This Week in My Classes: Low Stakes, High Rewards

fountainpenOver the last week or so we’ve done our first small assignments in both classes: an in-class writing response in Mystery & Detective Fiction, paper proposals and then a “mini-midterm” in 19th-Century Fiction. Also, since the start of term students in the 19th-Century Fiction class have been keeping reading journals. These assignments have all been developed as parts of my attempt to shift the emphasis from product to process. The challenge for me is to set up low -stakes work that builds skills and prepares for high-stakes work in such a way that it is clear to them why it is worth taking seriously, even though on its own it may not seem to be significant.

I think I am getting there, in terms of figuring out how this is done. My key strategy is simply to be very explicit about the value of trying something out and learning from it as a kind of trial run, before you invest heavily in a weightier assignment. I think this pitch is very convincing to students who are already quite engaged and motivated, because they are already trying to think harder and do better work, and so they appreciate the chance to see how they’re doing, confer with me about the results, and then do the longer assignment from a position of greater confidence. I’m not so convinced that it reaches students who are, for one reason or another, not particularly engaged or motivated, precisely because I’ve set the stakes so low. I do also stress occasionally in class discussions of these small assignments that they add up — that even 2% can, when all is said and done, be the difference between passing and failing. I’m really least interested in that punitive approach, though.

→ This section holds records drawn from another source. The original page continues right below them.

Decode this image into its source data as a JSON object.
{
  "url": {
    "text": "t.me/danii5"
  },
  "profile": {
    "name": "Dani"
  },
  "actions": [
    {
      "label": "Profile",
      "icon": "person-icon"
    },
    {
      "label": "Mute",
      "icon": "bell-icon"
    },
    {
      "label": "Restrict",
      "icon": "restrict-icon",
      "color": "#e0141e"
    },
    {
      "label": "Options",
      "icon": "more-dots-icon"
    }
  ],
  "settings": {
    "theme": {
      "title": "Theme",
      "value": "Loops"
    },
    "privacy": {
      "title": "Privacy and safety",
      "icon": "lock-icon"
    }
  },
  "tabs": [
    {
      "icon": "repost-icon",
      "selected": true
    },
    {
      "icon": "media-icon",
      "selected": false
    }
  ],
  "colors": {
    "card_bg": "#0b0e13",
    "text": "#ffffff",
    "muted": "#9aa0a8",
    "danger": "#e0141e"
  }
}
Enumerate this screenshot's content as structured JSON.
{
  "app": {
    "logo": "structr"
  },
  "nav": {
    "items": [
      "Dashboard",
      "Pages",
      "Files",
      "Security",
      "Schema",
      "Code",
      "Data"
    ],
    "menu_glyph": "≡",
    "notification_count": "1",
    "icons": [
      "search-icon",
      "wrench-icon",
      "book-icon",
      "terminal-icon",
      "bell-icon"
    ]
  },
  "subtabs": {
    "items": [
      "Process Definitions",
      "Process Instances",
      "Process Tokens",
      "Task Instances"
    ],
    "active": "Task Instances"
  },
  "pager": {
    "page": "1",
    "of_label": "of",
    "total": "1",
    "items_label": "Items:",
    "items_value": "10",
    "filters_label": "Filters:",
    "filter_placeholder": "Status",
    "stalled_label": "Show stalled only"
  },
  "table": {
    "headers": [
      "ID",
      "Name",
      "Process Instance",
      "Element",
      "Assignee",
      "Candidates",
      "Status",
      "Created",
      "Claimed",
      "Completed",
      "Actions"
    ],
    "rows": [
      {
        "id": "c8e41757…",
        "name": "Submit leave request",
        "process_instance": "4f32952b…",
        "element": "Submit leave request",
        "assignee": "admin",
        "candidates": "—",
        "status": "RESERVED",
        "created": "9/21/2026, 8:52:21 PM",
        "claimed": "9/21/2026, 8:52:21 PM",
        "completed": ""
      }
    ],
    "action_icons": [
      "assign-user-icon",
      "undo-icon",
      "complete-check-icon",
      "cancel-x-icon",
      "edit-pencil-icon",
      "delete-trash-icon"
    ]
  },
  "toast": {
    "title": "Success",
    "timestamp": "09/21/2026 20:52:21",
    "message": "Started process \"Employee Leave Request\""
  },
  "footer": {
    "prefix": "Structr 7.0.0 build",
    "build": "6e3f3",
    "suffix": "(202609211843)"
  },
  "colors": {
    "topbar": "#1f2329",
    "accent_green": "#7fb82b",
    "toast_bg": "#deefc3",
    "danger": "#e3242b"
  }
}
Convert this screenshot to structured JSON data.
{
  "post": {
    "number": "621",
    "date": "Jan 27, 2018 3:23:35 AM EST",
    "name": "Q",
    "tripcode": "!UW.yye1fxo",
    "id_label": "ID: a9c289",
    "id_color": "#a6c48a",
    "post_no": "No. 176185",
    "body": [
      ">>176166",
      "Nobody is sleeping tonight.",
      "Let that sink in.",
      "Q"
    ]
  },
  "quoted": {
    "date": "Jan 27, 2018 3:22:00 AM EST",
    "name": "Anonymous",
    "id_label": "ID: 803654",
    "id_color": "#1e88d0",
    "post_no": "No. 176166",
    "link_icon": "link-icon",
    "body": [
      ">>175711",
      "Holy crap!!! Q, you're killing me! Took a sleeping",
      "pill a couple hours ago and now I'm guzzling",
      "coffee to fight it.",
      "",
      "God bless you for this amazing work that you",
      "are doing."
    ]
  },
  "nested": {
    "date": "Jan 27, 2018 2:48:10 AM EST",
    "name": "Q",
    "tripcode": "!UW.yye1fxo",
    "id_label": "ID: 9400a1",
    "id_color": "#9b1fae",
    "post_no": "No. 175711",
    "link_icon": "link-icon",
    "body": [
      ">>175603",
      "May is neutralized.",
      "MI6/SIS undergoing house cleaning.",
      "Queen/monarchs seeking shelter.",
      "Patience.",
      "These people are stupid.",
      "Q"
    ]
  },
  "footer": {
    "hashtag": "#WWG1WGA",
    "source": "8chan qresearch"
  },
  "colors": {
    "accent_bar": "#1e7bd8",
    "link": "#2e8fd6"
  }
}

Another challenge is the dissatisfaction that I feel when someone does a really outstanding job and I’m still stuck giving them only 2 points. I do send other signals too — comments like “oustanding!” in the margins, for instance! But I’ve been wondering if I can build in a “bonus points for excellence” system somehow, without losing control of the overall exercise. Right now the mini-midterms are marked quite simply out of 10 points, for instance, 2 for each of the short-answer questions and 4 for close reading a passage. This is all very quick and tidy. But because I don’t want to traffic in fractions of points, I end up giving 2 points to really rich, smart answers as well as to ones that say just enough to satisfy the rubric. Maybe I should make each of these questions worth 3 points — the first two for the same things I mark for already (1 point for a full and accurate identification, 1 point for a reasonable comment about how the subject of the question connects to or illuminates central themes of the novel) and then the last one for … well, how could I characterize it so that it didn’t seem hopelessly subjective? “Doing a really good job” seems a bit vague. The same problem arises with the 4-point questions (1 point for accurately situating it, then 3 more to be earned by insights into its language and themes): there’s a bit more latitude here already, but how about one more point for “wow, that’s really smart and well-written”?

To be clear, I don’t grade essays according to this kind of fairly coarse grid. (In fact, I don’t grade them numerically either.) It’s important for me, though, that these very small assignments not become very large tasks for me: being able to go through them quickly and return them promptly is part of the plan. I invite students who want more detailed feedback to come and talk to me (and quite a few do), and I also routinely share and discuss samples of stronger and weaker submissions (with names removed, of course), which I hope also provides very valuable guidance. The goal, as I often point out, is for the students to learn to judge their own writing better, to know what kind of result they are working towards so that they can work deliberately and with purpose.

The low-stakes assignments are way stations en route to larger and more sophisticated productions. To work, I think they need to be relevant, skills-oriented, efficient, and transparent. I think making the marking a lot more nuanced might interfere with too many of these goals. So for now I’ll press on. The pay-off for the “outstanding” ones will have to be the encouragement they get to do more of the same when the stakes are higher. And for those who blow things off that aren’t worth enough points for them to pay attention? If I’m right about how this system works, some of them will find that the product suffers because they’re neglecting the process. I can only hope they realize this before the term is over, and we all have a chance to get better results.